Physiological and Biochemical Responses of Ulva prolifera and Ulva linza to Cadmium Stress

1College of Natural Resources and Environmental Science, Key Laboratory of Marine Biology, Nanjing Agricultural University, Nanjing, Jiangsu 210095, China
2Zhejiang Mariculture Research Institute, Zhejiang Key Laboratory of Exploitation and Preservation of Coastal Bio-Resource, Wenzhou, Zhejiang 325005, China
3College of Oceanography, Huaihai Institute of Technology, Lianyungang, Jiangsu 222005, China

Received 2 January 2013; Accepted 3 February 2013

Academic Editors: J. Huang and Z. Wang

Copyright © 2013 He-ping Jiang et al. This is an open access article distributed under the Creative Commons Attribution License, which permits unrestricted use, distribution, and reproduction in any medium, provided the original work is properly cited.
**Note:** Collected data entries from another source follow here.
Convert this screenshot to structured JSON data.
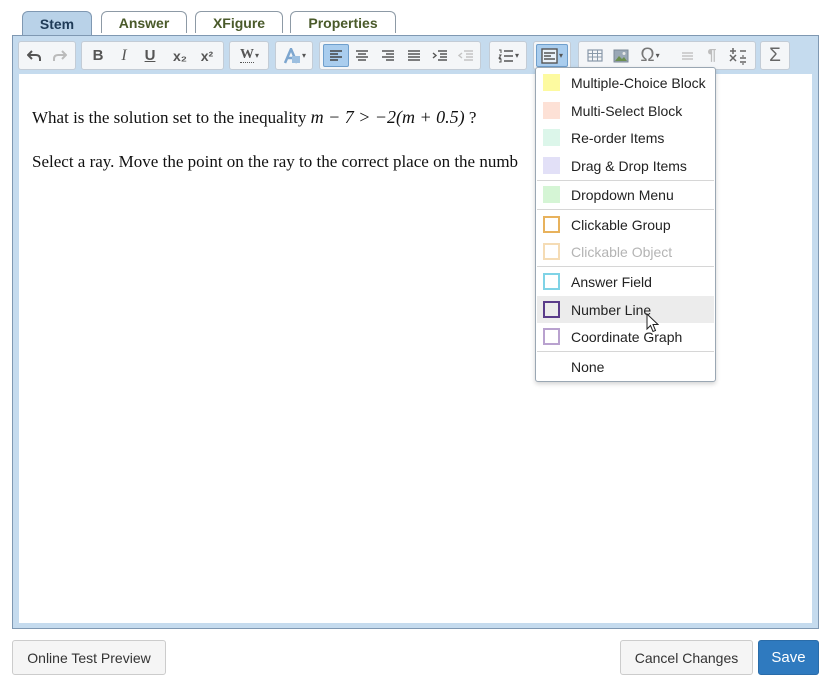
{
  "tabs": [
    {
      "label": "Stem",
      "active": true
    },
    {
      "label": "Answer",
      "active": false
    },
    {
      "label": "XFigure",
      "active": false
    },
    {
      "label": "Properties",
      "active": false
    }
  ],
  "toolbar": {
    "bold": "B",
    "italic": "I",
    "underline": "U",
    "subscript": "x₂",
    "superscript": "x²",
    "word": "W",
    "special_char": "Ω",
    "formula": "Σ",
    "pilcrow": "¶",
    "active_alignment": "align-left",
    "caret": "▾"
  },
  "question": {
    "line1_prefix": "What is the solution set to the inequality",
    "line1_math": "m − 7 > −2(m + 0.5)",
    "line1_suffix": "?",
    "line2": "Select a ray. Move the point on the ray to the correct place on the numb"
  },
  "insert_menu": {
    "items": [
      {
        "label": "Multiple-Choice Block",
        "swatch_color": "#fdfaa0",
        "swatch_style": "fill",
        "disabled": false
      },
      {
        "label": "Multi-Select Block",
        "swatch_color": "#fde1d6",
        "swatch_style": "fill",
        "disabled": false
      },
      {
        "label": "Re-order Items",
        "swatch_color": "#dcf6ea",
        "swatch_style": "fill",
        "disabled": false
      },
      {
        "label": "Drag & Drop Items",
        "swatch_color": "#e2e0f7",
        "swatch_style": "fill",
        "disabled": false
      },
      {
        "label": "Dropdown Menu",
        "swatch_color": "#d5f5d5",
        "swatch_style": "fill",
        "disabled": false
      },
      {
        "label": "Clickable Group",
        "swatch_color": "#e8b25c",
        "swatch_style": "outline",
        "disabled": false
      },
      {
        "label": "Clickable Object",
        "swatch_color": "#f5dcb5",
        "swatch_style": "outline",
        "disabled": true
      },
      {
        "label": "Answer Field",
        "swatch_color": "#7fd3e6",
        "swatch_style": "outline",
        "disabled": false
      },
      {
        "label": "Number Line",
        "swatch_color": "#5a3c8a",
        "swatch_style": "outline",
        "disabled": false,
        "hovered": true
      },
      {
        "label": "Coordinate Graph",
        "swatch_color": "#b9a2cf",
        "swatch_style": "outline",
        "disabled": false
      },
      {
        "label": "None",
        "swatch_color": "",
        "swatch_style": "none",
        "disabled": false
      }
    ]
  },
  "footer": {
    "preview_label": "Online Test Preview",
    "cancel_label": "Cancel Changes",
    "save_label": "Save"
  },
  "colors": {
    "editor_frame": "#c5dbee",
    "primary_button": "#2f7abf",
    "active_tab": "#b9d2e8"
  }
}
Responses of Ulva prolifera and Ulva linza to Cd2+ stress were studied. We found that the relative growth rate (RGR), Fv/Fm, and actual photochemical efficiency of PSII (Yield) of two Ulvaspecies were decreased under Cd2+ treatments, and these reductions were greater in U. prolifera than in U. linza. U. prolifera accumulated more cadmium than U. linza under Cd2+ stress. While U. linza showed positive osmotic adjustment ability (OAA) at a wider Cd2+ range than U. prolifera. U. linza had greater contents of N, P, Na+, K+, and amino acids than U. prolifera. A range of parameters (concentrations of cadmium, Ca2+, N, P, K+, Cl, free amino acids (FAAs), proline, organic acids and soluble protein, Fv/Fm, Yield, OAA, and K+/Na+) could be used to evaluate cadmium resistance in Ulva by correlation analysis. In accordance with the order of the absolute values of correlation coefficient, contents of Cd2+ and K+, Yield, proline content, Fv/Fm, FAA content, and OAA value of Ulva were more highly related to their adaptation to Cd2+ than the other eight indices. Thus, U. linza has a better adaptation to Cd2+ than U. prolifera, which was due mainly to higher nutrient content and stronger OAA and photosynthesis in U. linza.